Attrition method approach move map
I want simply to propose looking at diagrams like (for example, in relation with the farmer's hat)
. 0 . 1 3 2
where the numbers label the number of plays made internally to capture at particular points.
So this says this much:
One method for White to capture these stones by the attrition method involves
Pass 1 Play at c, d, b
Pass 2 Play at c, d
Pass 3 Play at c.
That much reconstructs from the map. Attrition means that each pass puts Black in atari assuming all outside liberties filled. Black then captures.
We know that for success with the method the first of the plays in Pass 1 and Pass 2 must be nakade: namely c in the diagam. This isn't true for Pass 3: at this point the snapback stage is reached, and White could equally play at d.
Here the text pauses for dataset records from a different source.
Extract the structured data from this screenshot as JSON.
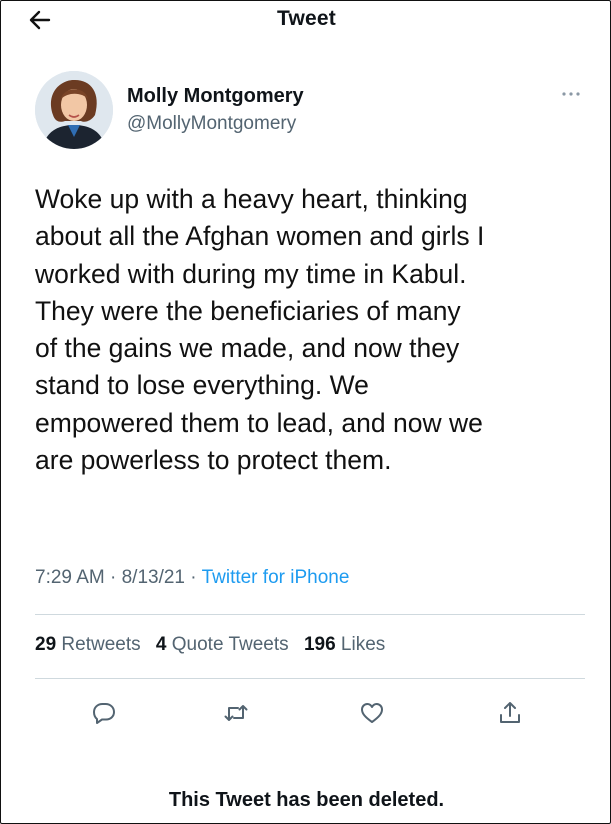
{
  "header": {
    "title": "Tweet",
    "back_icon": "back-arrow-icon"
  },
  "author": {
    "name": "Molly Montgomery",
    "handle": "@MollyMontgomery",
    "more_icon": "more-dots-icon"
  },
  "tweet": {
    "text": "Woke up with a heavy heart, thinking\nabout all the Afghan women and girls I\nworked with during my time in Kabul.\nThey were the beneficiaries of many\nof the gains we made, and now they\nstand to lose everything. We\nempowered them to lead, and now we\nare powerless to protect them.",
    "time": "7:29 AM",
    "date": "8/13/21",
    "separator": "·",
    "source": "Twitter for iPhone"
  },
  "stats": {
    "retweets_count": "29",
    "retweets_label": "Retweets",
    "quotes_count": "4",
    "quotes_label": "Quote Tweets",
    "likes_count": "196",
    "likes_label": "Likes"
  },
  "actions": [
    "reply-icon",
    "retweet-icon",
    "like-icon",
    "share-icon"
  ],
  "notice": "This Tweet has been deleted.",
  "colors": {
    "accent": "#1d9bf0",
    "secondary_text": "#536471",
    "divider": "#cfd9de"
  }
}
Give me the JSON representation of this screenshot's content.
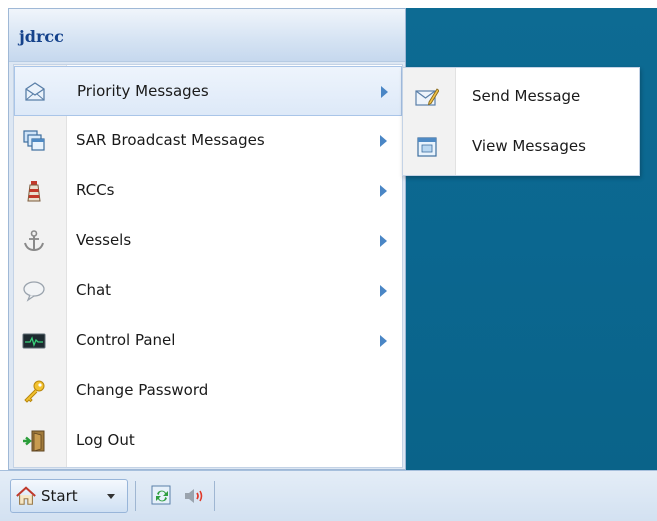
{
  "user": "jdrcc",
  "menu": {
    "items": [
      {
        "label": "Priority Messages",
        "icon": "envelope-icon",
        "has_submenu": true,
        "active": true
      },
      {
        "label": "SAR Broadcast Messages",
        "icon": "windows-stack-icon",
        "has_submenu": true
      },
      {
        "label": "RCCs",
        "icon": "lighthouse-icon",
        "has_submenu": true
      },
      {
        "label": "Vessels",
        "icon": "anchor-icon",
        "has_submenu": true
      },
      {
        "label": "Chat",
        "icon": "speech-bubble-icon",
        "has_submenu": true
      },
      {
        "label": "Control Panel",
        "icon": "monitor-icon",
        "has_submenu": true
      },
      {
        "label": "Change Password",
        "icon": "key-icon",
        "has_submenu": false
      },
      {
        "label": "Log Out",
        "icon": "door-exit-icon",
        "has_submenu": false
      }
    ]
  },
  "submenu": {
    "items": [
      {
        "label": "Send Message",
        "icon": "compose-envelope-icon"
      },
      {
        "label": "View Messages",
        "icon": "view-window-icon"
      }
    ]
  },
  "taskbar": {
    "start_label": "Start",
    "tray_icons": [
      "refresh-icon",
      "speaker-icon"
    ]
  },
  "colors": {
    "desktop": "#0b6790",
    "header_text": "#15428b",
    "submenu_arrow": "#4a86c5"
  }
}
That gives another valid map:
. 0 . 1 2 3 .
We also have no reason to make Pass 1 involve b and d rather than (say) a or b. That gives
. 2 . 1 3 0.
Altogether there are a dozen maps in all that are valid.
I thought of this first in relation to the question of where the approach moves are. The answer seems to be: 2.5 at c and 1.1666... at each of a, b, c.
For a total of 6. The proverb here (Four is Five and Five is Eight and Six is Twelve) counts 5 approach moves, because the assumption is that we begin with a white stone at c (or else Black at c lives, naturally).